¿Por qué las lámparas UV “listas para usar” suelen fallar?
Durante la 2026 Printing Expo, la gente preguntaba constantemente por qué deberían molestarse en usar módulos UV personalizados. No se trata de que el hardware se vea bonito, sino de la física detrás del secado de la tinta cuando la máquina funciona a toda velocidad.
El problema es que las lámparas estándar son una apuesta arriesgada. Pueden generar “puntos fríos”, donde la tinta sigue estando húmeda, o simplemente no generan la cantidad de energía necesaria para que todo se seque adecuadamente. Nosotros diseñamos nuestros módulos específicamente para evitar esos problemas.
Alinear la potencia con la velocidad de la máquina
No nos basamos en conjeturas sobre la potencia; primero analizamos cuán rápido se mueve la máquina. Ajustando detalles como la distancia entre los electrodos y la cantidad de gas presente, aseguramos que la luz tenga la longitud de onda adecuada para que los fotoiniciadores funcionen correctamente. Si trabajas con tintas espesas y de alta viscosidad, aumentamos la densidad de energía.

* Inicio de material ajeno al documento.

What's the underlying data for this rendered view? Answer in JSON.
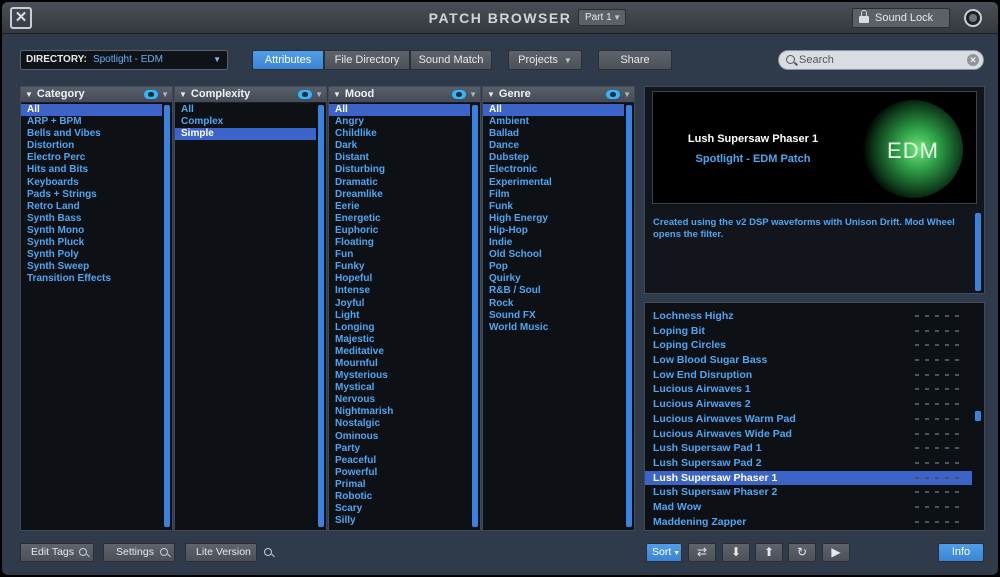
{
  "titlebar": {
    "title": "PATCH BROWSER",
    "part": "Part 1",
    "sound_lock": "Sound Lock"
  },
  "toolbar": {
    "directory_label": "DIRECTORY:",
    "directory_value": "Spotlight - EDM",
    "tabs": [
      "Attributes",
      "File Directory",
      "Sound Match"
    ],
    "active_tab": "Attributes",
    "projects": "Projects",
    "share": "Share",
    "search_placeholder": "Search"
  },
  "columns": {
    "category": {
      "title": "Category",
      "items": [
        "All",
        "ARP + BPM",
        "Bells and Vibes",
        "Distortion",
        "Electro Perc",
        "Hits and Bits",
        "Keyboards",
        "Pads + Strings",
        "Retro Land",
        "Synth Bass",
        "Synth Mono",
        "Synth Pluck",
        "Synth Poly",
        "Synth Sweep",
        "Transition Effects"
      ],
      "selected": 0
    },
    "complexity": {
      "title": "Complexity",
      "items": [
        "All",
        "Complex",
        "Simple"
      ],
      "selected": 2
    },
    "mood": {
      "title": "Mood",
      "items": [
        "All",
        "Angry",
        "Childlike",
        "Dark",
        "Distant",
        "Disturbing",
        "Dramatic",
        "Dreamlike",
        "Eerie",
        "Energetic",
        "Euphoric",
        "Floating",
        "Fun",
        "Funky",
        "Hopeful",
        "Intense",
        "Joyful",
        "Light",
        "Longing",
        "Majestic",
        "Meditative",
        "Mournful",
        "Mysterious",
        "Mystical",
        "Nervous",
        "Nightmarish",
        "Nostalgic",
        "Ominous",
        "Party",
        "Peaceful",
        "Powerful",
        "Primal",
        "Robotic",
        "Scary",
        "Silly"
      ],
      "selected": 0
    },
    "genre": {
      "title": "Genre",
      "items": [
        "All",
        "Ambient",
        "Ballad",
        "Dance",
        "Dubstep",
        "Electronic",
        "Experimental",
        "Film",
        "Funk",
        "High Energy",
        "Hip-Hop",
        "Indie",
        "Old School",
        "Pop",
        "Quirky",
        "R&B / Soul",
        "Rock",
        "Sound FX",
        "World Music"
      ],
      "selected": 0
    }
  },
  "info": {
    "patch_name": "Lush Supersaw Phaser 1",
    "patch_subtitle": "Spotlight - EDM Patch",
    "logo_text": "EDM",
    "description": "Created using the v2 DSP waveforms with Unison Drift. Mod Wheel opens the filter."
  },
  "patches": {
    "items": [
      "Lochness Highz",
      "Loping Bit",
      "Loping Circles",
      "Low Blood Sugar Bass",
      "Low End Disruption",
      "Lucious Airwaves 1",
      "Lucious Airwaves 2",
      "Lucious Airwaves Warm Pad",
      "Lucious Airwaves Wide Pad",
      "Lush Supersaw Pad 1",
      "Lush Supersaw Pad 2",
      "Lush Supersaw Phaser 1",
      "Lush Supersaw Phaser 2",
      "Mad Wow",
      "Maddening Zapper"
    ],
    "selected": 11
  },
  "bottom": {
    "edit_tags": "Edit Tags",
    "settings": "Settings",
    "lite_version": "Lite Version",
    "sort": "Sort",
    "info": "Info"
  },
  "colors": {
    "accent": "#3b84d4",
    "selection": "#3c64c8",
    "list_text": "#4ea6f2",
    "panel_bg": "#0d1116"
  }
}
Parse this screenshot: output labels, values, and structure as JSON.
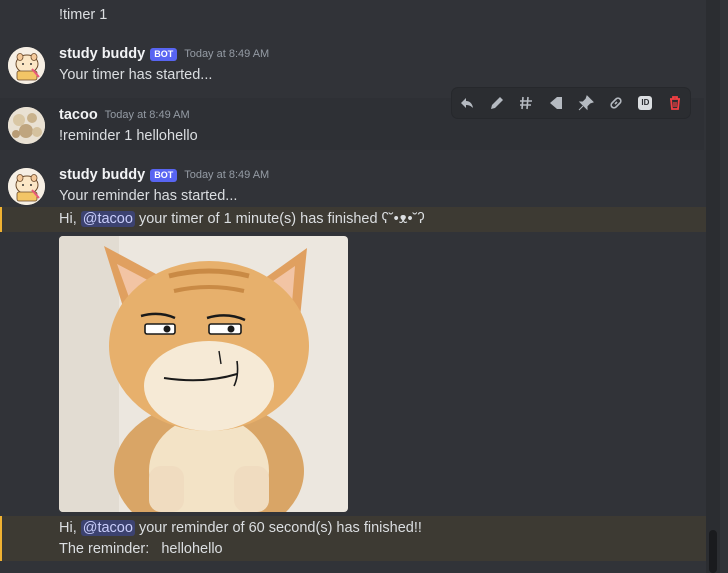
{
  "messages": {
    "m0": {
      "text": "!timer 1"
    },
    "m1": {
      "author": "study buddy",
      "badge": "BOT",
      "time": "Today at 8:49 AM",
      "text": "Your timer has started..."
    },
    "m2": {
      "author": "tacoo",
      "time": "Today at 8:49 AM",
      "text": "!reminder 1 hellohello"
    },
    "m3": {
      "author": "study buddy",
      "badge": "BOT",
      "time": "Today at 8:49 AM",
      "text": "Your reminder has started...",
      "line2_prefix": "Hi, ",
      "mention": "@tacoo",
      "line2_suffix": " your timer of  1 minute(s) has finished ʕ˘•ᴥ•˘ʔ",
      "line3_prefix": "Hi, ",
      "line3_suffix": " your reminder of 60 second(s) has finished!!",
      "line4": "The reminder:   hellohello"
    }
  },
  "toolbar": {
    "icons": [
      "reply-icon",
      "edit-icon",
      "thread-icon",
      "tag-icon",
      "pin-icon",
      "link-icon",
      "id-icon",
      "trash-icon"
    ],
    "id_label": "ID"
  },
  "colors": {
    "background": "#313338",
    "highlight": "#3d3a33",
    "mention": "#3c4270",
    "bot_badge": "#5865f2",
    "danger": "#f23f43"
  }
}
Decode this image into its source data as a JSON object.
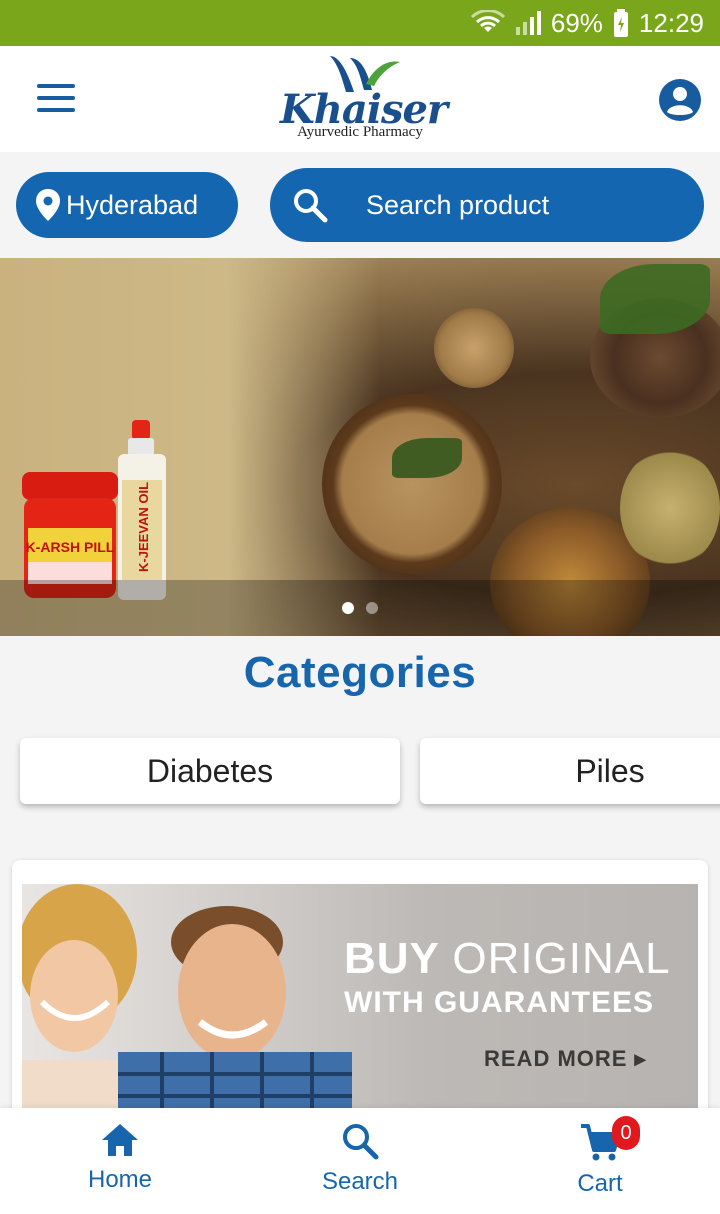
{
  "status_bar": {
    "battery": "69%",
    "time": "12:29",
    "background_color": "#7aa61b"
  },
  "header": {
    "brand_name": "Khaiser",
    "brand_tagline": "Ayurvedic Pharmacy",
    "menu_icon": "hamburger-icon",
    "profile_icon": "account-circle-icon"
  },
  "location": {
    "label": "Hyderabad",
    "icon": "location-pin-icon"
  },
  "search": {
    "placeholder": "Search product",
    "icon": "search-icon"
  },
  "banner": {
    "products": [
      "K-ARSH PILL",
      "K-JEEVAN OIL"
    ],
    "slide_count": 2,
    "active_slide": 1
  },
  "categories": {
    "title": "Categories",
    "items": [
      "Diabetes",
      "Piles"
    ]
  },
  "promo": {
    "line1_bold": "BUY",
    "line1_light": "ORIGINAL",
    "line2": "WITH GUARANTEES",
    "cta": "READ MORE ▸"
  },
  "bottom_nav": {
    "items": [
      {
        "label": "Home",
        "icon": "home-icon"
      },
      {
        "label": "Search",
        "icon": "search-icon"
      },
      {
        "label": "Cart",
        "icon": "cart-icon",
        "badge": "0"
      }
    ]
  },
  "colors": {
    "primary": "#1566b0",
    "title": "#1766ad",
    "badge": "#e0191e"
  }
}
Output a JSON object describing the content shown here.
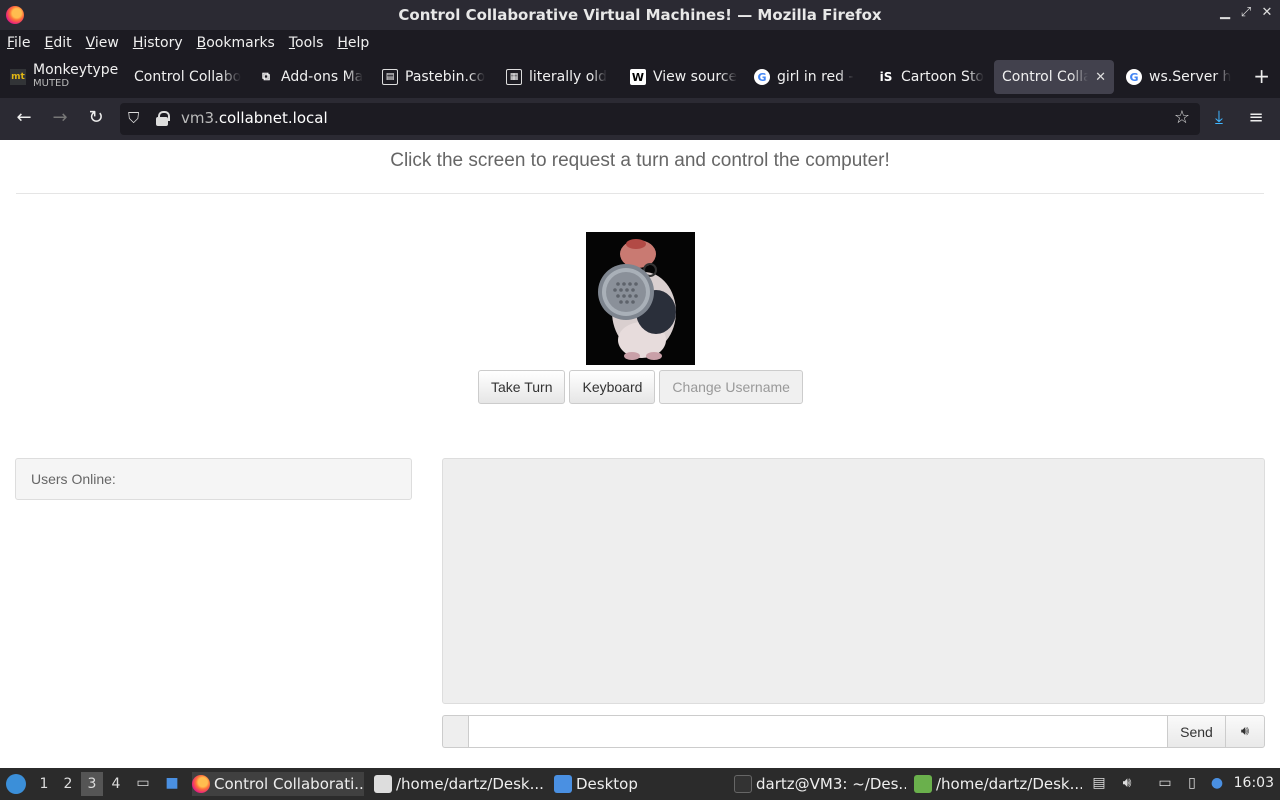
{
  "window": {
    "title": "Control Collaborative Virtual Machines! — Mozilla Firefox",
    "controls": [
      "minimize-icon",
      "restore-icon",
      "close-icon"
    ]
  },
  "menu": [
    "File",
    "Edit",
    "View",
    "History",
    "Bookmarks",
    "Tools",
    "Help"
  ],
  "tabs": [
    {
      "label": "Monkeytype",
      "sub": "MUTED",
      "icon": "mt"
    },
    {
      "label": "Control Collabo",
      "icon": ""
    },
    {
      "label": "Add-ons Ma",
      "icon": "addons-icon"
    },
    {
      "label": "Pastebin.co",
      "icon": "pastebin-icon"
    },
    {
      "label": "literally old",
      "icon": "doc-icon"
    },
    {
      "label": "View source",
      "icon": "W"
    },
    {
      "label": "girl in red -",
      "icon": "G"
    },
    {
      "label": "Cartoon Sto",
      "icon": "iS"
    },
    {
      "label": "Control Colla",
      "icon": "",
      "active": true
    },
    {
      "label": "ws.Server h",
      "icon": "G"
    }
  ],
  "nav": {
    "url_prefix": "vm3.",
    "url_domain": "collabnet.local"
  },
  "page": {
    "instruction": "Click the screen to request a turn and control the computer!",
    "buttons": {
      "take_turn": "Take Turn",
      "keyboard": "Keyboard",
      "change_username": "Change Username"
    },
    "users_online": "Users Online:",
    "chat": {
      "input_value": "",
      "send": "Send"
    }
  },
  "taskbar": {
    "workspaces": [
      "1",
      "2",
      "3",
      "4"
    ],
    "current_workspace": "3",
    "tasks": [
      {
        "label": "Control Collaborati...",
        "active": true
      },
      {
        "label": "/home/dartz/Desk..."
      },
      {
        "label": "Desktop"
      },
      {
        "label": "dartz@VM3: ~/Des..."
      },
      {
        "label": "/home/dartz/Desk..."
      }
    ],
    "clock": "16:03"
  }
}
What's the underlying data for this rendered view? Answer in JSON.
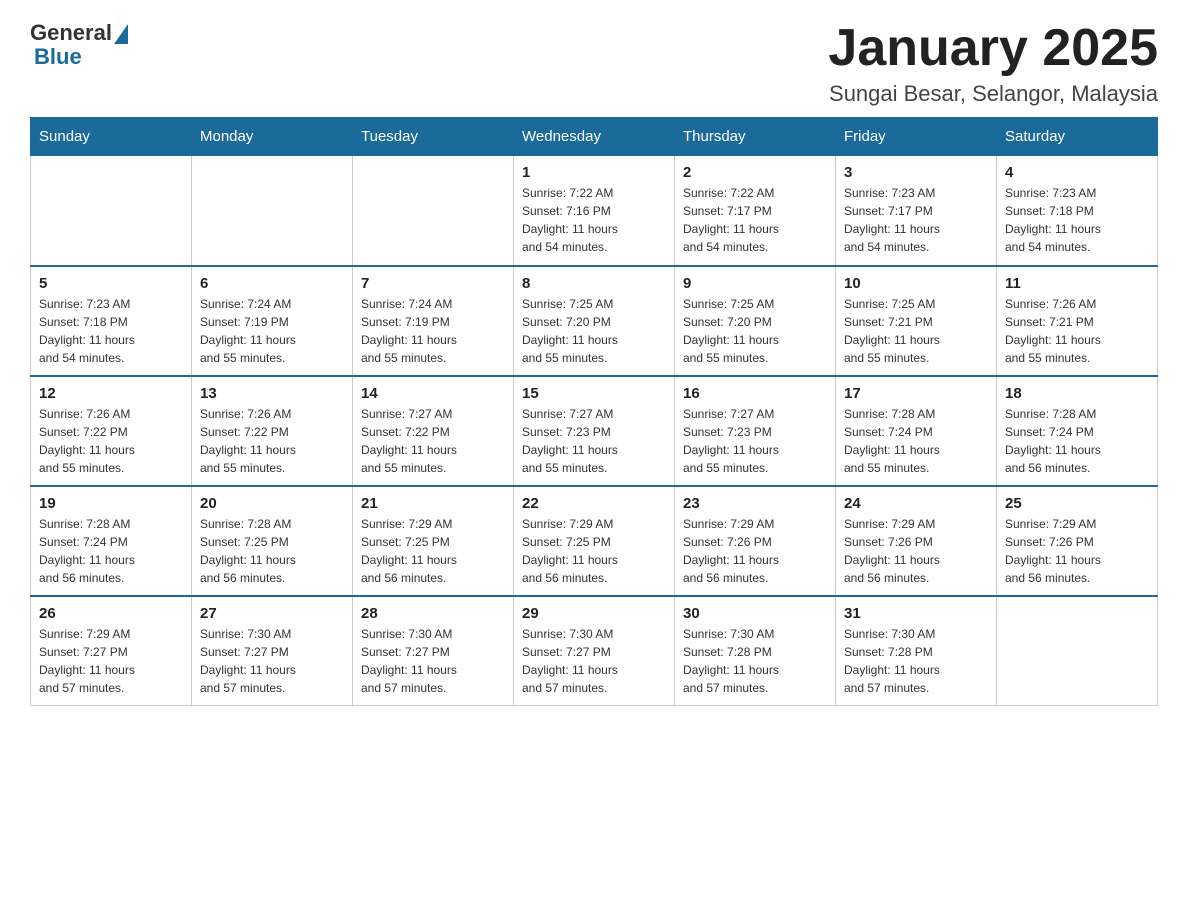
{
  "logo": {
    "general": "General",
    "blue": "Blue"
  },
  "title": "January 2025",
  "location": "Sungai Besar, Selangor, Malaysia",
  "days_of_week": [
    "Sunday",
    "Monday",
    "Tuesday",
    "Wednesday",
    "Thursday",
    "Friday",
    "Saturday"
  ],
  "weeks": [
    [
      {
        "day": "",
        "info": ""
      },
      {
        "day": "",
        "info": ""
      },
      {
        "day": "",
        "info": ""
      },
      {
        "day": "1",
        "info": "Sunrise: 7:22 AM\nSunset: 7:16 PM\nDaylight: 11 hours\nand 54 minutes."
      },
      {
        "day": "2",
        "info": "Sunrise: 7:22 AM\nSunset: 7:17 PM\nDaylight: 11 hours\nand 54 minutes."
      },
      {
        "day": "3",
        "info": "Sunrise: 7:23 AM\nSunset: 7:17 PM\nDaylight: 11 hours\nand 54 minutes."
      },
      {
        "day": "4",
        "info": "Sunrise: 7:23 AM\nSunset: 7:18 PM\nDaylight: 11 hours\nand 54 minutes."
      }
    ],
    [
      {
        "day": "5",
        "info": "Sunrise: 7:23 AM\nSunset: 7:18 PM\nDaylight: 11 hours\nand 54 minutes."
      },
      {
        "day": "6",
        "info": "Sunrise: 7:24 AM\nSunset: 7:19 PM\nDaylight: 11 hours\nand 55 minutes."
      },
      {
        "day": "7",
        "info": "Sunrise: 7:24 AM\nSunset: 7:19 PM\nDaylight: 11 hours\nand 55 minutes."
      },
      {
        "day": "8",
        "info": "Sunrise: 7:25 AM\nSunset: 7:20 PM\nDaylight: 11 hours\nand 55 minutes."
      },
      {
        "day": "9",
        "info": "Sunrise: 7:25 AM\nSunset: 7:20 PM\nDaylight: 11 hours\nand 55 minutes."
      },
      {
        "day": "10",
        "info": "Sunrise: 7:25 AM\nSunset: 7:21 PM\nDaylight: 11 hours\nand 55 minutes."
      },
      {
        "day": "11",
        "info": "Sunrise: 7:26 AM\nSunset: 7:21 PM\nDaylight: 11 hours\nand 55 minutes."
      }
    ],
    [
      {
        "day": "12",
        "info": "Sunrise: 7:26 AM\nSunset: 7:22 PM\nDaylight: 11 hours\nand 55 minutes."
      },
      {
        "day": "13",
        "info": "Sunrise: 7:26 AM\nSunset: 7:22 PM\nDaylight: 11 hours\nand 55 minutes."
      },
      {
        "day": "14",
        "info": "Sunrise: 7:27 AM\nSunset: 7:22 PM\nDaylight: 11 hours\nand 55 minutes."
      },
      {
        "day": "15",
        "info": "Sunrise: 7:27 AM\nSunset: 7:23 PM\nDaylight: 11 hours\nand 55 minutes."
      },
      {
        "day": "16",
        "info": "Sunrise: 7:27 AM\nSunset: 7:23 PM\nDaylight: 11 hours\nand 55 minutes."
      },
      {
        "day": "17",
        "info": "Sunrise: 7:28 AM\nSunset: 7:24 PM\nDaylight: 11 hours\nand 55 minutes."
      },
      {
        "day": "18",
        "info": "Sunrise: 7:28 AM\nSunset: 7:24 PM\nDaylight: 11 hours\nand 56 minutes."
      }
    ],
    [
      {
        "day": "19",
        "info": "Sunrise: 7:28 AM\nSunset: 7:24 PM\nDaylight: 11 hours\nand 56 minutes."
      },
      {
        "day": "20",
        "info": "Sunrise: 7:28 AM\nSunset: 7:25 PM\nDaylight: 11 hours\nand 56 minutes."
      },
      {
        "day": "21",
        "info": "Sunrise: 7:29 AM\nSunset: 7:25 PM\nDaylight: 11 hours\nand 56 minutes."
      },
      {
        "day": "22",
        "info": "Sunrise: 7:29 AM\nSunset: 7:25 PM\nDaylight: 11 hours\nand 56 minutes."
      },
      {
        "day": "23",
        "info": "Sunrise: 7:29 AM\nSunset: 7:26 PM\nDaylight: 11 hours\nand 56 minutes."
      },
      {
        "day": "24",
        "info": "Sunrise: 7:29 AM\nSunset: 7:26 PM\nDaylight: 11 hours\nand 56 minutes."
      },
      {
        "day": "25",
        "info": "Sunrise: 7:29 AM\nSunset: 7:26 PM\nDaylight: 11 hours\nand 56 minutes."
      }
    ],
    [
      {
        "day": "26",
        "info": "Sunrise: 7:29 AM\nSunset: 7:27 PM\nDaylight: 11 hours\nand 57 minutes."
      },
      {
        "day": "27",
        "info": "Sunrise: 7:30 AM\nSunset: 7:27 PM\nDaylight: 11 hours\nand 57 minutes."
      },
      {
        "day": "28",
        "info": "Sunrise: 7:30 AM\nSunset: 7:27 PM\nDaylight: 11 hours\nand 57 minutes."
      },
      {
        "day": "29",
        "info": "Sunrise: 7:30 AM\nSunset: 7:27 PM\nDaylight: 11 hours\nand 57 minutes."
      },
      {
        "day": "30",
        "info": "Sunrise: 7:30 AM\nSunset: 7:28 PM\nDaylight: 11 hours\nand 57 minutes."
      },
      {
        "day": "31",
        "info": "Sunrise: 7:30 AM\nSunset: 7:28 PM\nDaylight: 11 hours\nand 57 minutes."
      },
      {
        "day": "",
        "info": ""
      }
    ]
  ]
}
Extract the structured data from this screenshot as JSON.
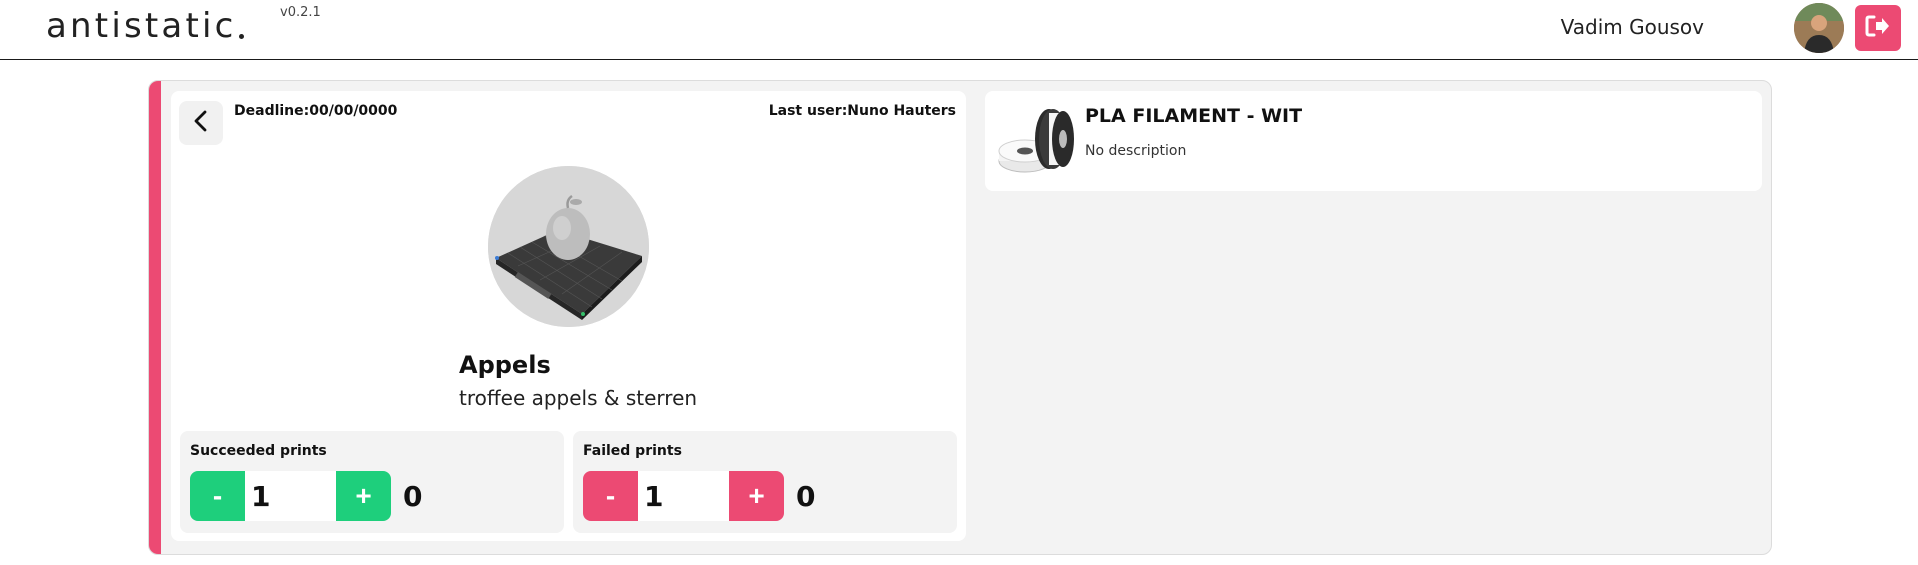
{
  "app": {
    "logo_text": "antistatic",
    "version": "v0.2.1"
  },
  "user": {
    "name": "Vadim Gousov"
  },
  "colors": {
    "accent_pink": "#ec4a73",
    "success_green": "#1ecf7c",
    "panel_gray": "#f3f3f3"
  },
  "print": {
    "deadline": "Deadline:00/00/0000",
    "last_user": "Last user:Nuno Hauters",
    "title": "Appels",
    "description": "troffee appels & sterren"
  },
  "counters": {
    "succeeded": {
      "label": "Succeeded prints",
      "minus": "-",
      "plus": "+",
      "step_value": "1",
      "count": "0"
    },
    "failed": {
      "label": "Failed prints",
      "minus": "-",
      "plus": "+",
      "step_value": "1",
      "count": "0"
    }
  },
  "material": {
    "title": "PLA FILAMENT - WIT",
    "description": "No description"
  },
  "icons": {
    "back": "chevron-left-icon",
    "logout": "logout-icon"
  }
}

De este modo, obtenemos un haz de luz UV concentrado que permite que la superficie se seque instantáneamente, sin dañar el sustrato.
Mantener la lámpara fría (y resistente)
Las lámparas de alto rendimiento se calientan mucho. Para solucionarlo, colocamos las lámparas dentro de reflectores de aluminio fabricados especialmente. Esto asegura que cada fotón sea dirigido hacia la superficie a tratar, evitando así que la energía se desperdicie en calor. También utilizamos vidrio de cuarzo reforzado, para que las lámparas no se dañen incluso cuando se usan a altas temperaturas.
Y en cuanto al cableado… Es sencillo. Utilizamos conectores de calidad industrial que permanecen en su lugar, incluso cuando las máquinas vibran 24/7.
El equilibrio necesario
Soy sincero: más potencia significa más calor y facturas de electricidad más altas. Si diseñamos un módulo con la máxima intensidad, debes asegurarte de que tu sistema de enfriamiento pueda mantenerse al día. Si tus enfriadores son insuficientes, la temperatura de la lámpara aumentará. Cuando eso ocurre, la luz cambia, y el secado de la tinta se vuelve desigual. Es un equilibrio delicado.
Lo mejor es que estos módulos están diseñados para reemplazar directamente a los antiguos. Basta con sacar el equipo antiguo, insertar el nuestro, conectarlo al balasto existente… y ya verás la diferencia desde la primera pasada.